The Winnipeg Jets are no longer simply penciling players in before training camp.

NHL: New Jersey Devils at Winnipeg Jets James Carey Lauder-USA TODAY Sports

The Winnipeg Jets are at the point where young players are being sent to the AHL until they are ready and until that time they might get the odd call up. This is a change from previous years when young players made the team before they were ready thanks to the Jets lack of depth. This is most notable with Kyle Connor during his first year of professional hockey.

This is what the AHL is for. The league is there for young players to move to a level that is harder than junior or the NCAA, but easier than the NHL. The AHL allows for that. It is not a place to punish players, but a place to allow them to grow as players until they are ready for the NHL.

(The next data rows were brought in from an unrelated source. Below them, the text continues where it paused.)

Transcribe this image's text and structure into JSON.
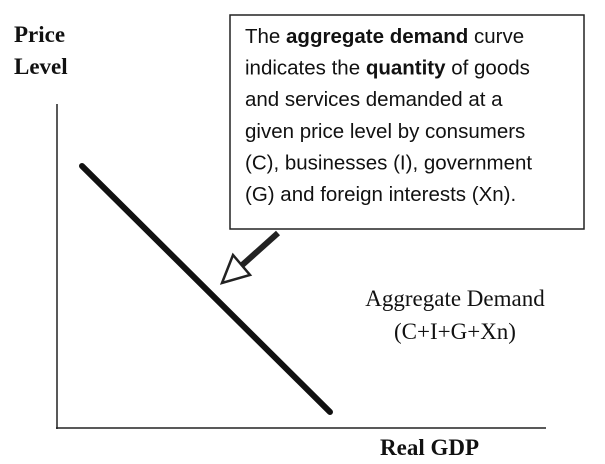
{
  "y_axis_label": [
    "Price",
    "Level"
  ],
  "x_axis_label": "Real GDP",
  "curve_label": [
    "Aggregate Demand",
    "(C+I+G+Xn)"
  ],
  "callout": {
    "lines": [
      [
        {
          "text": "The "
        },
        {
          "text": "aggregate demand",
          "bold": true
        },
        {
          "text": " curve"
        }
      ],
      [
        {
          "text": "indicates the "
        },
        {
          "text": "quantity",
          "bold": true
        },
        {
          "text": " of goods"
        }
      ],
      [
        {
          "text": "and services demanded at a"
        }
      ],
      [
        {
          "text": "given price level by consumers"
        }
      ],
      [
        {
          "text": "(C), businesses (I), government"
        }
      ],
      [
        {
          "text": "(G) and foreign interests (Xn)."
        }
      ]
    ]
  }
}
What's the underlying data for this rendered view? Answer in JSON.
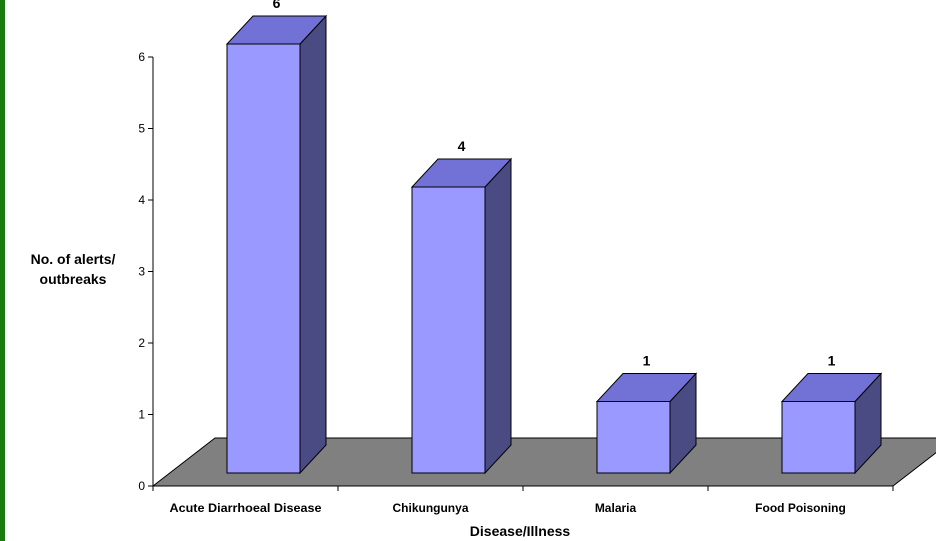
{
  "chart_data": {
    "type": "bar",
    "style": "3d",
    "categories": [
      "Acute Diarrhoeal Disease",
      "Chikungunya",
      "Malaria",
      "Food Poisoning"
    ],
    "values": [
      6,
      4,
      1,
      1
    ],
    "data_labels": [
      "6",
      "4",
      "1",
      "1"
    ],
    "title": "",
    "xlabel": "Disease/Illness",
    "ylabel": "No. of alerts/ outbreaks",
    "ylabel_lines": [
      "No. of alerts/",
      "outbreaks"
    ],
    "ylim": [
      0,
      6
    ],
    "yticks": [
      0,
      1,
      2,
      3,
      4,
      5,
      6
    ],
    "grid": false,
    "legend": "none",
    "colors": {
      "bar_front": "#9999ff",
      "bar_top": "#7272d6",
      "bar_side": "#4b4b84",
      "floor": "#808080",
      "frame_border": "#1a7a0e"
    }
  }
}
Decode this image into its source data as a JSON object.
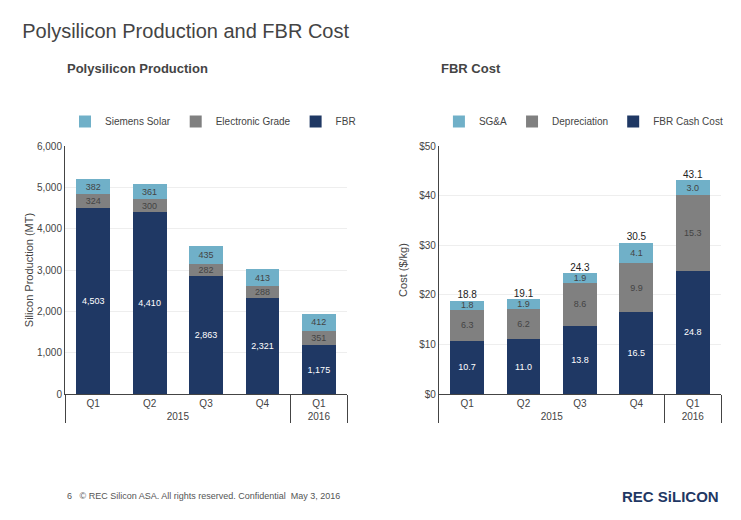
{
  "title": "Polysilicon Production and FBR Cost",
  "annotations": [
    "6   © REC Silicon ASA. All rights reserved. Confidential  May 3, 2016",
    "REC SiLICON"
  ],
  "chart_data": [
    {
      "type": "bar",
      "title": "Polysilicon Production",
      "ylabel": "Silicon Production (MT)",
      "stacked": true,
      "grid": true,
      "legend": "upper left",
      "data_labels": true,
      "categories": [
        [
          "2015",
          "Q1"
        ],
        [
          "2015",
          "Q2"
        ],
        [
          "2015",
          "Q3"
        ],
        [
          "2015",
          "Q4"
        ],
        [
          "2016",
          "Q1"
        ]
      ],
      "series": [
        {
          "name": "FBR",
          "color": "#1f3864",
          "values": [
            4503,
            4410,
            2863,
            2321,
            1175
          ],
          "value_labels": [
            "4,503",
            "4,410",
            "2,863",
            "2,321",
            "1,175"
          ]
        },
        {
          "name": "Electronic Grade",
          "color": "#808080",
          "values": [
            324,
            300,
            282,
            288,
            351
          ]
        },
        {
          "name": "Siemens Solar",
          "color": "#70b0c8",
          "values": [
            382,
            361,
            435,
            413,
            412
          ]
        }
      ],
      "ylim": [
        0,
        6000
      ],
      "yticks": [
        0,
        {
          "value": 1000,
          "label": "1,000"
        },
        {
          "value": 2000,
          "label": "2,000"
        },
        {
          "value": 3000,
          "label": "3,000"
        },
        {
          "value": 4000,
          "label": "4,000"
        },
        {
          "value": 5000,
          "label": "5,000"
        },
        {
          "value": 6000,
          "label": "6,000"
        }
      ]
    },
    {
      "type": "bar",
      "title": "FBR Cost",
      "ylabel": "Cost ($/kg)",
      "stacked": true,
      "grid": true,
      "legend": "upper left",
      "data_labels": true,
      "categories": [
        [
          "2015",
          "Q1"
        ],
        [
          "2015",
          "Q2"
        ],
        [
          "2015",
          "Q3"
        ],
        [
          "2015",
          "Q4"
        ],
        [
          "2016",
          "Q1"
        ]
      ],
      "series": [
        {
          "name": "FBR Cash Cost",
          "color": "#1f3864",
          "values": [
            10.7,
            11.0,
            13.8,
            16.5,
            24.8
          ],
          "value_labels": [
            "10.7",
            "11.0",
            "13.8",
            "16.5",
            "24.8"
          ]
        },
        {
          "name": "Depreciation",
          "color": "#808080",
          "values": [
            6.3,
            6.2,
            8.6,
            9.9,
            15.3
          ]
        },
        {
          "name": "SG&A",
          "color": "#70b0c8",
          "values": [
            1.8,
            1.9,
            1.9,
            4.1,
            3.0
          ],
          "value_labels": [
            "1.8",
            "1.9",
            "1.9",
            "4.1",
            "3.0"
          ]
        }
      ],
      "totals": [
        18.8,
        19.1,
        24.3,
        30.5,
        43.1
      ],
      "ylim": [
        0,
        50
      ],
      "yticks": [
        {
          "value": 0,
          "label": "$0"
        },
        {
          "value": 10,
          "label": "$10"
        },
        {
          "value": 20,
          "label": "$20"
        },
        {
          "value": 30,
          "label": "$30"
        },
        {
          "value": 40,
          "label": "$40"
        },
        {
          "value": 50,
          "label": "$50"
        }
      ]
    }
  ]
}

If the AHL is viewed as a place where a player is sent to develop, it changes the perception of what going to the AHL means. It means that a young player can have the ice time that is not available to them in the NHL. They can make mistakes and learn what it takes for them to play at an elite level.

One example of a player who benefited from the AHL is Kyle Connor. Connor made the Jets out of camp two years ago based on his early pre-season performance and he was not ready. After the Jets finally sent him down in December, he thrived in the AHL and should have made the team directly out of camp the next season. While he did not, an early call up allowed him to spend most of the season with the team and he showed that he is a very good player.

The AHL is a place where a young player can play on the first line instead of the fourth line. It allows for a young player to play more and make mistakes. While all teams should want to win, not winning in the AHL is less important than the same outcome in the NHL. It is about development down there and winning comes secondary.

The Winnipeg Jets have moved on to using the NHL as a development league and not having players in the NHL before they are ready. While Kristian Vesalainen started the year in the NHL, as soon as he showed he was not ready he was sent to the AHL. Yes, he eventually left for the KHL, but the Jets did the right thing by not having him in the NHL just to keep him in North America.

The AHL has long been the best place to develop players in North America and the Winnipeg Jets have used it that way for years. The difference is, they are no longer granting players NHL spots before they are fully ready. The next piece is for players to stop seeing the AHL as a bad place to play, but instead a place to learn and grow as a player.